NIRT: Hierarchical Bionanomanufacturing

# 0609265
Robert Clark (Principal Investigator)
Eric Toone (Co-Principal Investigator)
Ashutosh Chilkoti (Co-Principal Investigator)
Stefan Zauscher (Co-Principal Investigator)

The objective of this Nanoscale Interdisciplinary Research Team (NIRT) project is to develop hierarchical manufacturing processes for parallel fabrication of biomolecular and polymer components on surfaces with nanometer resolution and to trigger their function by external signals. Deposition of these soft biological materials on surfaces of engineered materials with nanoscale precision and their externally triggered control will afford unprecedented opportunities to conduct basic research in the biological sciences, develop new diagnostic sensing devices for medical applications, and advance drug discovery. Research in this project will pursue two parallel, but complementary research pathways. The first path will focus on patterning surfaces with chemical features to position proteins and metal nanostructures on the surface with nanoscale precision and to develop the engineering hardware and software tools required to trigger the activity of these patterned components with an external signal, creating active nanostructures. The second research path will focus on the development of a massively parallel implementation of the surface patterning process to enable high-throughput manufacturing of nanoscale features through stamping.

The largest hurdle in the advancement of bionanomanufacturing is the development of nanofabrication processes that are compatible with water, enable mass production without the need for a clean-room, and are biocompatible.
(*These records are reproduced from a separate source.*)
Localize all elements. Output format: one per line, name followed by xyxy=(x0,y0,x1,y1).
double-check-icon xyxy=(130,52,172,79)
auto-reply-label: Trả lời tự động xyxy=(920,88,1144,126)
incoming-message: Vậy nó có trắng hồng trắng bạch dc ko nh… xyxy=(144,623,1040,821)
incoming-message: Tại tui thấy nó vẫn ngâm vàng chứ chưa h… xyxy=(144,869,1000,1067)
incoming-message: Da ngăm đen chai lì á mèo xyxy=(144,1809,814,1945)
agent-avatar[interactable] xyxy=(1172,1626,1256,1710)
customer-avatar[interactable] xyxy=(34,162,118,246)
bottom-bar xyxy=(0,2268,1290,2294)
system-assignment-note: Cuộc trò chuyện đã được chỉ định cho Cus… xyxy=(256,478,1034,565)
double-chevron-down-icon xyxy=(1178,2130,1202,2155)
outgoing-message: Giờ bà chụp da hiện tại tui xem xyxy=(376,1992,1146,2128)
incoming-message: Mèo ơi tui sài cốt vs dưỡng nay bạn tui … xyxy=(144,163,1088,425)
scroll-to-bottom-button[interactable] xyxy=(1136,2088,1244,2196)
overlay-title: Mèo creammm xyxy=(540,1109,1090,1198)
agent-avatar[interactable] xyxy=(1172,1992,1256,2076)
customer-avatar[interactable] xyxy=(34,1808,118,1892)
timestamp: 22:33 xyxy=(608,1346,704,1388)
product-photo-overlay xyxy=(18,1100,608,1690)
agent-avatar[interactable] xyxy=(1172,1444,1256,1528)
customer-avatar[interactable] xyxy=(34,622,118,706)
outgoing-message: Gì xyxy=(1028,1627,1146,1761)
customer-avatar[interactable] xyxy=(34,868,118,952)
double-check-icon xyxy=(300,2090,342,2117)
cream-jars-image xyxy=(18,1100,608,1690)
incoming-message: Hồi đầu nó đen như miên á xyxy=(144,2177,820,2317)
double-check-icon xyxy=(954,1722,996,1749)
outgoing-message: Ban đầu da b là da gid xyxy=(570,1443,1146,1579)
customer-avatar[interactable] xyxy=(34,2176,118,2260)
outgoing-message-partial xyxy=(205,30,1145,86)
This project's activities address this issue through the integration and development of existing and new tools to enable hierarchical manufacturing that is directly relevant to the biotechnology industry. Specifically, new, innovative fabrication tools and strategies for the integration of nature's soft-wetCE materials and engineering's hard-dryCE materials at the nanoscale will be developed. This highly multidisciplinary research effort draws upon expertise in the biological sciences, chemistry, materials science, and engineering to fabricate hierarchical bionanostructures with functional relevance to automation of the biotechnology industry.